Zelda: Tears of the Kingdom players are making super-long bridges

The Legend of Zelda: Tears of the Kingdom is rife with opportunities for cheating.

I’m not talking about actual hacking or cheating — Nintendo historically hasn’t been down with players cheating in its games. The cheating I’m talking about refers to playing the game in a way that may not have been intended by the developers. Now, fans of Tears of the Kingdom are taking that ethos to new levels; they’re building super bridges to solve all their problems and sharing clips of their work on platforms like TikTok.

In Tears of the Kingdom, Link has a new ability called Ultrahand. This allows him to pick up and arrange objects as well as glue them together to create a larger structure. It’s a key change introduced in Tears of the Kingdom, and it introduces several sandbox mechanics as players build machines and other constructs to help them solve puzzles or navigate Hyrule’s rugged environment.

Most importantly, you can use this ability to make a bridge. You can essentially make a bridge out of anything. Sure, wood from a chopped-down tree works, but there are plenty of other random materials scattered across Hyrule that you can adhere together to make a bridge and get from one place to another. Players have been demonstrating just how much they can do with a simple, but very long, bridge.

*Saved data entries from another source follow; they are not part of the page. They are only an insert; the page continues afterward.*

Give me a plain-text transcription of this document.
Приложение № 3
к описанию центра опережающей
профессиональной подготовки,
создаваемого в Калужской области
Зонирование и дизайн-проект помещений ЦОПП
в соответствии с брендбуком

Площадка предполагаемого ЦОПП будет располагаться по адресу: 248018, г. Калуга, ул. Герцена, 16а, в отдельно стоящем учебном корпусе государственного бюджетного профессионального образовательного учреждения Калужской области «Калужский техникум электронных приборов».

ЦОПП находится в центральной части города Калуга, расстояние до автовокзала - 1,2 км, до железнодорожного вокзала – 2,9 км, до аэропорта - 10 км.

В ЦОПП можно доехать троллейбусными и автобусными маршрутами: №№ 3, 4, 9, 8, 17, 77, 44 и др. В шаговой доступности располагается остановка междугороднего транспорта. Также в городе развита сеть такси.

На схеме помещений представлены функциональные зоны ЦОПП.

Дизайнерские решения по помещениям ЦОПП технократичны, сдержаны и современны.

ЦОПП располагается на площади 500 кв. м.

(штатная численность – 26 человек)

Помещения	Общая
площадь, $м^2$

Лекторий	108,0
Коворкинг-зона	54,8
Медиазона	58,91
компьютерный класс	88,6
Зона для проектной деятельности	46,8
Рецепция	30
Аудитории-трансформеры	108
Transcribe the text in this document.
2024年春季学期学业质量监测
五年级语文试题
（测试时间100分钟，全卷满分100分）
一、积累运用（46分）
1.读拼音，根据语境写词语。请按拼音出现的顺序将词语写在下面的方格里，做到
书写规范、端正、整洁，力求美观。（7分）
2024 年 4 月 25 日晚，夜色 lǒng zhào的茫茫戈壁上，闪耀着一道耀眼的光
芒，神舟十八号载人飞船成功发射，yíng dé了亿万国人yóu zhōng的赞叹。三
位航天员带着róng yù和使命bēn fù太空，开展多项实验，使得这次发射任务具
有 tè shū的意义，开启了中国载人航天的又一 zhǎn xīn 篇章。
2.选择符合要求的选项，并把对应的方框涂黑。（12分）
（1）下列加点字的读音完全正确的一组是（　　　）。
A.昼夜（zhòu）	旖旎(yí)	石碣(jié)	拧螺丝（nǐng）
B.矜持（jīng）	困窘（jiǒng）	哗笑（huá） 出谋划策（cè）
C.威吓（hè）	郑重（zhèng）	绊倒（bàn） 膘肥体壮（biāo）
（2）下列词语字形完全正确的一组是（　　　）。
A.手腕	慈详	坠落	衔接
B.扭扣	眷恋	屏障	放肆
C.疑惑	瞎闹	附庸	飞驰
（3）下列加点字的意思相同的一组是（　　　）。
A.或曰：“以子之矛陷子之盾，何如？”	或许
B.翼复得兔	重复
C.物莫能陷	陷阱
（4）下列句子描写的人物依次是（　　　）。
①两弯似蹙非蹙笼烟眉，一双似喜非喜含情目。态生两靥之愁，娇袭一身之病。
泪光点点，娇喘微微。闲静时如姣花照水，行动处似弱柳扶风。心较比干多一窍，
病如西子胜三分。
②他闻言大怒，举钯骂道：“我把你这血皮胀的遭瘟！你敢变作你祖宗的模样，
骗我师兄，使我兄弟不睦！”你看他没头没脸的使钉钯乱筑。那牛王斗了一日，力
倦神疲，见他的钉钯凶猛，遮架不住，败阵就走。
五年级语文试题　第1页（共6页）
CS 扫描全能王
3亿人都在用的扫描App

If you build a bridge and then leave the area, whatever you build will disappear. So some people are just carrying their bridge from place to place like a goddamn 100-foot handbag.

Others are convinced that they’ve broken the physics of the game by making a bridge that’s too long.

This person made a bridge long enough to rival the Bridge of Eldin and somehow crammed it into a shrine. Don’t ask me where all the pillars came from — it’s ridiculous.

My personal favorite is this clip in Mayachin Shrine — the bridge isn’t that long, but it is scrappy. It’s certainly a unique way to way to solve the puzzle.

It’s sort of the one-track mind, himbo-istic solution that just makes sense to me. Oh, you can’t get to a tower? Build a bridge. You don’t want to fight all the Bokoblins? Build a bridge to circumvent them. Don’t understand a timing puzzle? Just use the items to build a bridge. I can’t build a mech or a war machine or even a fully functional glider at this point, but do you know what I can confidently build? A bridge. And it works.